In Indien erwartete Kapitän Saltwood eine schwere Enttäuschung: In diesem Jahr würde keine englische Flotte absegeln. So fuhr er also wieder allein weiter, ein beherzter Mann, der genügend Vermögen mitführte, um eine Familie zu gründen und sich vielleicht sogar einen Wohnsitz in einer Domstadt zu kaufen. Der Wunsch nach Heimkehr wurde zu einer fixen Idee, und er segelte entsprechend mit der »Acorn«.
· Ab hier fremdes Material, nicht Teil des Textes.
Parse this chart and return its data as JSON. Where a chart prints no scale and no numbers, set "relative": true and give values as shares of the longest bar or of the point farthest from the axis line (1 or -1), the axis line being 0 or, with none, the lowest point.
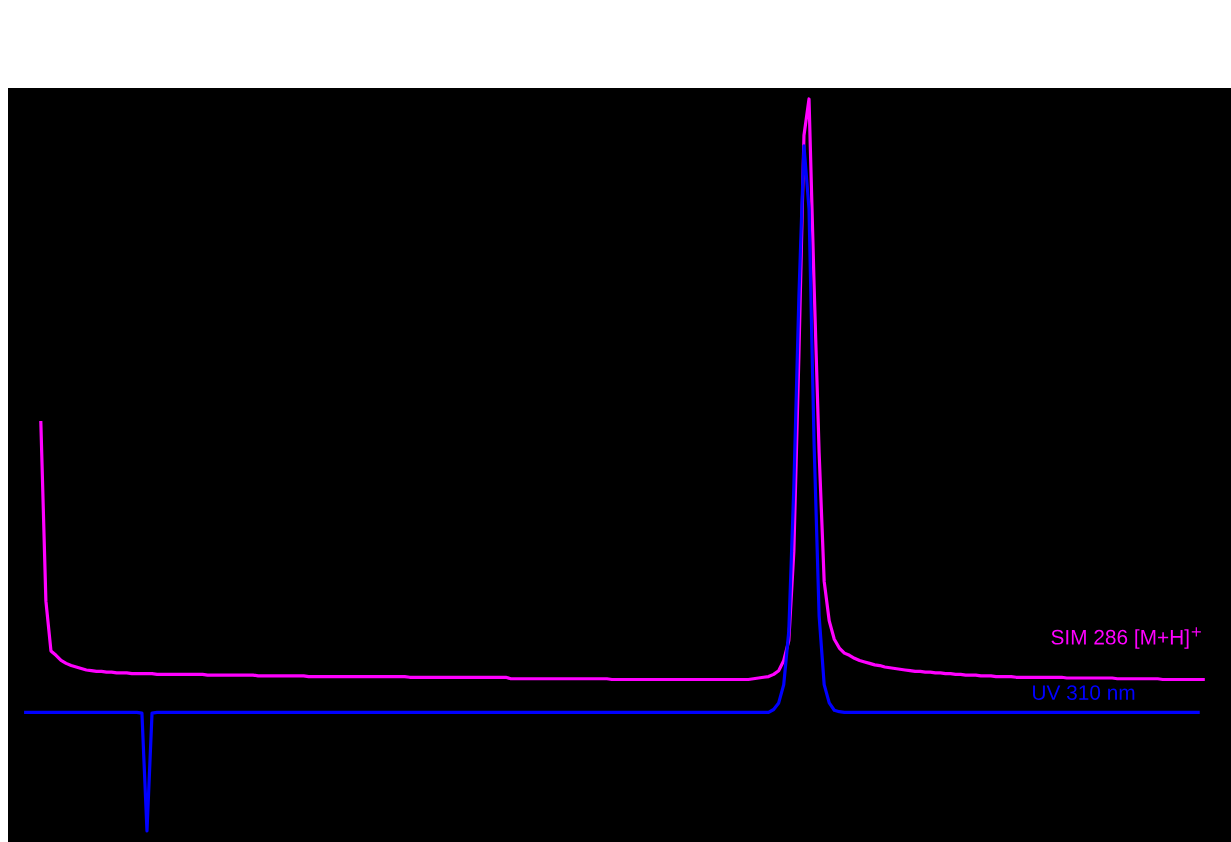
{
  "chart_data": {
    "type": "line",
    "relative": true,
    "legend": false,
    "grid": false,
    "tick_labels": false,
    "categories": [
      null,
      null,
      null,
      null,
      null,
      null,
      null,
      null,
      null,
      null,
      null,
      null,
      null,
      null,
      null,
      null,
      null,
      null,
      null,
      null,
      null,
      null,
      null,
      null,
      null,
      null,
      null,
      null,
      null,
      null,
      null,
      null,
      null,
      null,
      null,
      null,
      null,
      null,
      null,
      null,
      null,
      null,
      null,
      null,
      null,
      null,
      null,
      null,
      null,
      null,
      null,
      null,
      null,
      null,
      null,
      null,
      null,
      null,
      null,
      null,
      null,
      null,
      null,
      null,
      null,
      null,
      null,
      null,
      null,
      null,
      null,
      null,
      null,
      null,
      null,
      null,
      null,
      null,
      null,
      null,
      null,
      null,
      null,
      null,
      null,
      null,
      null,
      null,
      null,
      null,
      null,
      null,
      null,
      null,
      null,
      null,
      null,
      null,
      null,
      null,
      null,
      null,
      null,
      null,
      null,
      null,
      null,
      null,
      null,
      null,
      null,
      null,
      null,
      null,
      null,
      null,
      null,
      null,
      null,
      null,
      null,
      null,
      null,
      null,
      null,
      null,
      null,
      null,
      null,
      null,
      null,
      null,
      null,
      null,
      null,
      null,
      null,
      null,
      null,
      null,
      null,
      null,
      null,
      null,
      null,
      null,
      null,
      null,
      null,
      null,
      null,
      null,
      null,
      null,
      null,
      null,
      null,
      null,
      null,
      null,
      null,
      null,
      null,
      null,
      null,
      null,
      null,
      null,
      null,
      null,
      null,
      null,
      null,
      null,
      null,
      null,
      null,
      null,
      null,
      null,
      null,
      null,
      null,
      null,
      null,
      null,
      null,
      null,
      null,
      null,
      null,
      null,
      null,
      null,
      null,
      null,
      null,
      null,
      null,
      null,
      null,
      null,
      null,
      null,
      null,
      null,
      null,
      null,
      null,
      null,
      null,
      null,
      null,
      null,
      null,
      null,
      null,
      null,
      null,
      null,
      null,
      null,
      null,
      null,
      null,
      null,
      null,
      null,
      null,
      null,
      null,
      null,
      null,
      null
    ],
    "series": [
      {
        "name": "SIM 286 [M+H]$^{+}$",
        "color": "#ff00ff",
        "values": [
          null,
          null,
          null,
          0.558,
          0.314,
          0.246,
          0.24,
          0.233,
          0.229,
          0.226,
          0.224,
          0.222,
          0.22,
          0.219,
          0.218,
          0.218,
          0.217,
          0.217,
          0.216,
          0.216,
          0.216,
          0.215,
          0.215,
          0.215,
          0.215,
          0.215,
          0.214,
          0.214,
          0.214,
          0.214,
          0.214,
          0.214,
          0.214,
          0.214,
          0.214,
          0.214,
          0.213,
          0.213,
          0.213,
          0.213,
          0.213,
          0.213,
          0.213,
          0.213,
          0.213,
          0.213,
          0.212,
          0.212,
          0.212,
          0.212,
          0.212,
          0.212,
          0.212,
          0.212,
          0.212,
          0.212,
          0.211,
          0.211,
          0.211,
          0.211,
          0.211,
          0.211,
          0.211,
          0.211,
          0.211,
          0.211,
          0.211,
          0.211,
          0.211,
          0.211,
          0.211,
          0.211,
          0.211,
          0.211,
          0.211,
          0.211,
          0.21,
          0.21,
          0.21,
          0.21,
          0.21,
          0.21,
          0.21,
          0.21,
          0.21,
          0.21,
          0.21,
          0.21,
          0.21,
          0.21,
          0.21,
          0.21,
          0.21,
          0.21,
          0.21,
          0.21,
          0.208,
          0.208,
          0.208,
          0.208,
          0.208,
          0.208,
          0.208,
          0.208,
          0.208,
          0.208,
          0.208,
          0.208,
          0.208,
          0.208,
          0.208,
          0.208,
          0.208,
          0.208,
          0.208,
          0.208,
          0.207,
          0.207,
          0.207,
          0.207,
          0.207,
          0.207,
          0.207,
          0.207,
          0.207,
          0.207,
          0.207,
          0.207,
          0.207,
          0.207,
          0.207,
          0.207,
          0.207,
          0.207,
          0.207,
          0.207,
          0.207,
          0.207,
          0.207,
          0.207,
          0.207,
          0.207,
          0.207,
          0.207,
          0.208,
          0.209,
          0.21,
          0.211,
          0.214,
          0.219,
          0.233,
          0.26,
          0.382,
          0.65,
          0.95,
          1.0,
          0.747,
          0.517,
          0.341,
          0.287,
          0.262,
          0.25,
          0.243,
          0.24,
          0.236,
          0.233,
          0.231,
          0.229,
          0.227,
          0.226,
          0.224,
          0.223,
          0.222,
          0.221,
          0.22,
          0.219,
          0.218,
          0.218,
          0.217,
          0.217,
          0.216,
          0.216,
          0.215,
          0.215,
          0.214,
          0.214,
          0.213,
          0.213,
          0.213,
          0.212,
          0.212,
          0.212,
          0.211,
          0.211,
          0.211,
          0.211,
          0.21,
          0.21,
          0.21,
          0.21,
          0.21,
          0.21,
          0.21,
          0.21,
          0.21,
          0.21,
          0.209,
          0.209,
          0.209,
          0.209,
          0.209,
          0.209,
          0.209,
          0.209,
          0.209,
          0.209,
          0.208,
          0.208,
          0.208,
          0.208,
          0.208,
          0.208,
          0.208,
          0.208,
          0.208,
          0.207,
          0.207,
          0.207,
          0.207,
          0.207,
          0.207,
          0.207,
          0.207,
          0.207
        ]
      },
      {
        "name": "UV 310 nm",
        "color": "#0000ff",
        "values": [
          0.162,
          0.162,
          0.162,
          0.162,
          0.162,
          0.162,
          0.162,
          0.162,
          0.162,
          0.162,
          0.162,
          0.162,
          0.162,
          0.162,
          0.162,
          0.162,
          0.162,
          0.162,
          0.162,
          0.162,
          0.162,
          0.162,
          0.162,
          0.161,
          0.0,
          0.161,
          0.162,
          0.162,
          0.162,
          0.162,
          0.162,
          0.162,
          0.162,
          0.162,
          0.162,
          0.162,
          0.162,
          0.162,
          0.162,
          0.162,
          0.162,
          0.162,
          0.162,
          0.162,
          0.162,
          0.162,
          0.162,
          0.162,
          0.162,
          0.162,
          0.162,
          0.162,
          0.162,
          0.162,
          0.162,
          0.162,
          0.162,
          0.162,
          0.162,
          0.162,
          0.162,
          0.162,
          0.162,
          0.162,
          0.162,
          0.162,
          0.162,
          0.162,
          0.162,
          0.162,
          0.162,
          0.162,
          0.162,
          0.162,
          0.162,
          0.162,
          0.162,
          0.162,
          0.162,
          0.162,
          0.162,
          0.162,
          0.162,
          0.162,
          0.162,
          0.162,
          0.162,
          0.162,
          0.162,
          0.162,
          0.162,
          0.162,
          0.162,
          0.162,
          0.162,
          0.162,
          0.162,
          0.162,
          0.162,
          0.162,
          0.162,
          0.162,
          0.162,
          0.162,
          0.162,
          0.162,
          0.162,
          0.162,
          0.162,
          0.162,
          0.162,
          0.162,
          0.162,
          0.162,
          0.162,
          0.162,
          0.162,
          0.162,
          0.162,
          0.162,
          0.162,
          0.162,
          0.162,
          0.162,
          0.162,
          0.162,
          0.162,
          0.162,
          0.162,
          0.162,
          0.162,
          0.162,
          0.162,
          0.162,
          0.162,
          0.162,
          0.162,
          0.162,
          0.162,
          0.162,
          0.162,
          0.162,
          0.162,
          0.162,
          0.162,
          0.162,
          0.162,
          0.162,
          0.166,
          0.175,
          0.2,
          0.273,
          0.47,
          0.73,
          0.936,
          0.85,
          0.53,
          0.294,
          0.2,
          0.175,
          0.165,
          0.163,
          0.162,
          0.162,
          0.162,
          0.162,
          0.162,
          0.162,
          0.162,
          0.162,
          0.162,
          0.162,
          0.162,
          0.162,
          0.162,
          0.162,
          0.162,
          0.162,
          0.162,
          0.162,
          0.162,
          0.162,
          0.162,
          0.162,
          0.162,
          0.162,
          0.162,
          0.162,
          0.162,
          0.162,
          0.162,
          0.162,
          0.162,
          0.162,
          0.162,
          0.162,
          0.162,
          0.162,
          0.162,
          0.162,
          0.162,
          0.162,
          0.162,
          0.162,
          0.162,
          0.162,
          0.162,
          0.162,
          0.162,
          0.162,
          0.162,
          0.162,
          0.162,
          0.162,
          0.162,
          0.162,
          0.162,
          0.162,
          0.162,
          0.162,
          0.162,
          0.162,
          0.162,
          0.162,
          0.162,
          0.162,
          0.162,
          0.162,
          0.162,
          0.162,
          0.162,
          0.162,
          0.162,
          null
        ]
      }
    ]
  }
}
Bei Ceylon versuchten Seeräuber zu entern; vor Goa mußten portugiesische Abenteurer zurückgeschlagen werden. Südlich von Hormus gerieten die Männer aus Plymouth in wirkliche Gefahr, und in Mo 9 ambique nahmen zwei dreiste Karacken die Verfolgung auf, in der Hoffnung, Beute zu machen. Als aber die »Acorn« friedlich weiterfuhr, gaben sie die Verfolgung auf. Schließlich wurde Sofala steuerbords passiert, wobei Kapitän Saltwood im Geist den Kaufmann grüßte, der ihm die Rhinozeroshörner veräußert hatte. Sie segelten entlang der Südküste Afrikas nach Westen, und es kam der Morgen, an dem ein Matrose rief: »Ich sehe den Tafelberg!« und Kapitän Saltwood ihm die Silbermünze überreichte mit den Worten: »Wir sind der Heimat einen Schritt näher.«
Als sie die Bucht erreicht hatten und das Langboot bereit war, sagte Jack seinen Freunden Lebwohl. Dabei mußte er sich auf die Zehenspitzen stellen, um sie zu umarmen. Als er an Land war, entfernte er sich langsam und blieb dann und wann stehen, um zu dem Schiff zurückzublicken, mit dessen Besatzung er fast vier Jahre lang Freud und Leid geteilt hatte. Aber es kam der Augenblick, an dem der nächste Hügel ihn für immer von der »Acorn« trennen mußte, und als es soweit war und er die Felsen und die Spuren von Tieren sah, die ihm schon immer vertraut gewesen waren, geschah etwas Merkwürdiges. Er begann die Seemannsuniform auszuziehen, die er seit so vielen Monaten getragen hatte, das Hemd, die sorgfältig genähte Hose, die Lederschuhe. Er warf jedoch nichts weg, auch nicht die Extrakleidung, die der junge Holländer ihm auf Java geschenkt hatte, sondern schnürte alles sorgfältig zu einem kleinen Bündel zusammen, das tröstend an seine Beine schlug, während er nach Hause wanderte.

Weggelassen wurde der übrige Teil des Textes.